As for minorities, the skills gap in reading and writing means that, at the moment, a lower percentage of blacks and Hispanics possess the verbal acumen to produce a cutting-edge blog. For decades, blacks and Hispanics have scored 200 points below whites on the SATs’ verbal section. Black high-school seniors on average read less competently than white 8th graders; Hispanic 12th graders read only slightly better than white 8th graders. And those are just the ones who are graduating. In the Los Angeles school system, which is typical of other large urban districts, 53 percent of black students and 61 percent of Hispanic students drop out before graduating from high school; most of the dropouts exit in the 9th grade.

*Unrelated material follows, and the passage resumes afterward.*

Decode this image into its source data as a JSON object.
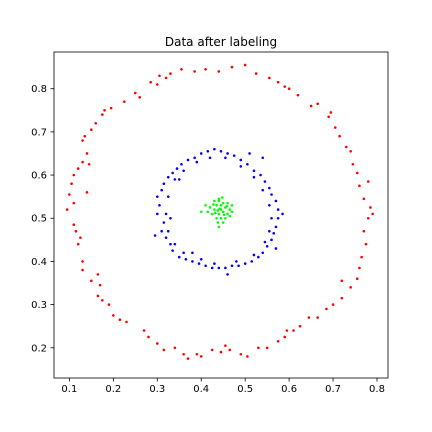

Assuming, generously, that those dropouts have 5th-grade skills, they are unlikely candidates for power blogging.

Here’s Steven Levy’s minimum prescription for joining the ranks of Alpha blogging: “You have to post frequently . . . link prodigiously,” and, like one technology guru he describes, spend two hours daily writing your weblog and “three more hours reading hundreds of other blogs.” If you have difficulty reading, you’re probably not going to find that regime attractive. Obviously, many individual blacks and Hispanics possess more than the necessary skills to power their way into the top 100 blogs. But diversity zealots don’t look at individuals, they look at aggregates. And in the aggregate, blacks and Hispanics lag so far behind whites in literacy skills that it is absurd to blame racial exclusion for the absence of racial proportionality on the web. Junking “progressive” pedagogy, with its absurd hostility to drilling and memorization, is the only solution to the education lag; diversity bean-counting is window-dressing.

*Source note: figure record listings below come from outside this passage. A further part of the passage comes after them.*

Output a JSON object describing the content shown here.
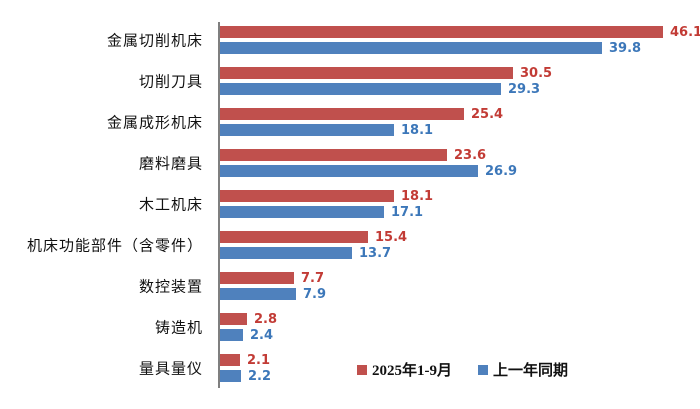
{
  "chart_data": {
    "type": "bar",
    "orientation": "horizontal",
    "title": "",
    "xlabel": "",
    "ylabel": "",
    "grid": false,
    "legend_position": "bottom",
    "value_axis_min": 0,
    "value_axis_max": 48,
    "categories": [
      "金属切削机床",
      "切削刀具",
      "金属成形机床",
      "磨料磨具",
      "木工机床",
      "机床功能部件（含零件）",
      "数控装置",
      "铸造机",
      "量具量仪"
    ],
    "series": [
      {
        "name": "2025年1-9月",
        "bar_color": "#C0504D",
        "label_color": "#C23B35",
        "values": [
          46.1,
          30.5,
          25.4,
          23.6,
          18.1,
          15.4,
          7.7,
          2.8,
          2.1
        ]
      },
      {
        "name": "上一年同期",
        "bar_color": "#4F81BD",
        "label_color": "#3C77B9",
        "values": [
          39.8,
          29.3,
          18.1,
          26.9,
          17.1,
          13.7,
          7.9,
          2.4,
          2.2
        ]
      }
    ],
    "colors": {
      "axis_line": "#7f7f7f",
      "category_text": "#111111",
      "background": "#ffffff"
    }
  }
}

No one has succeeded in closing the skills gap yet, but over the years we’ve developed numerous bureaucratic devices to paper it over. These devices will undoubtedly prove highly useful in addressing what Levy calls the web’s “diversity problem.” Levy proposes, as an initial matter, that the power-bloggers voluntarily link to some as yet unspecified number of non-male, non-white writers. The history of ‘voluntary’ affirmative action efforts need not be rehearsed here; suffice it to say, once ‘voluntary’ race- and gender-conscious policies are proposed, mandates are not far behind.

But even Levy’s “voluntary” regime calls out for regulation. How will the diversity-minded linker know the “identity” of a potential linkee? To be workable, a diversity-linkage program needs some sort of gatekeeper—precisely what the web has heretofore lacked. One can imagine something like a federal Digital Diversity Agency that would assign a diversity tattoo to each blog: a lavender pig, for example, signifying a white male blogger with an alternative sexual orientation. A mismatch between the diversity tattoo on a site and its content could trigger a federal audit to track down identity fraud. Let’s say an allegedly black female site (tattooed with a black halo) canvassed technologies for sending humans to Mars. Regulators might find such content highly suspicious, since everyone knows that black females are supposed to write about black females.

As absurd as such a regulatory regime would have to be, it still would not be enough to make a properly “diverse” blogosphere, for the web’s real diversity flaw is the role of readers. It is readers who determine which blogs zoom up to Alpha orbit, and until now they have been frustratingly outside any sort of regulatory reach. Only when Internet users are required to open up a representative sample of sites can we be confident that the web’s “diversity problem” will be solved.

The diversity blogging debate has just begun, and it has already descended into self-parody. Still, it has produced one invaluable admission: The gatekeepers in the mainstream media—supposedly bigots who deny opportunity to members of various groups unless shamed or bullied into overcoming their prejudice—are not the problem, they are the solution! Far from being bigots, they are, in fact, obsessed with diversity. As Levy puts it, they have “found the will and the means to administer [the] extra care . . . required to make sure public discussion reflects the actual population.” Diversity utopias, it turns out, require top-down management; open-ended democracies like the web are less certain propositions.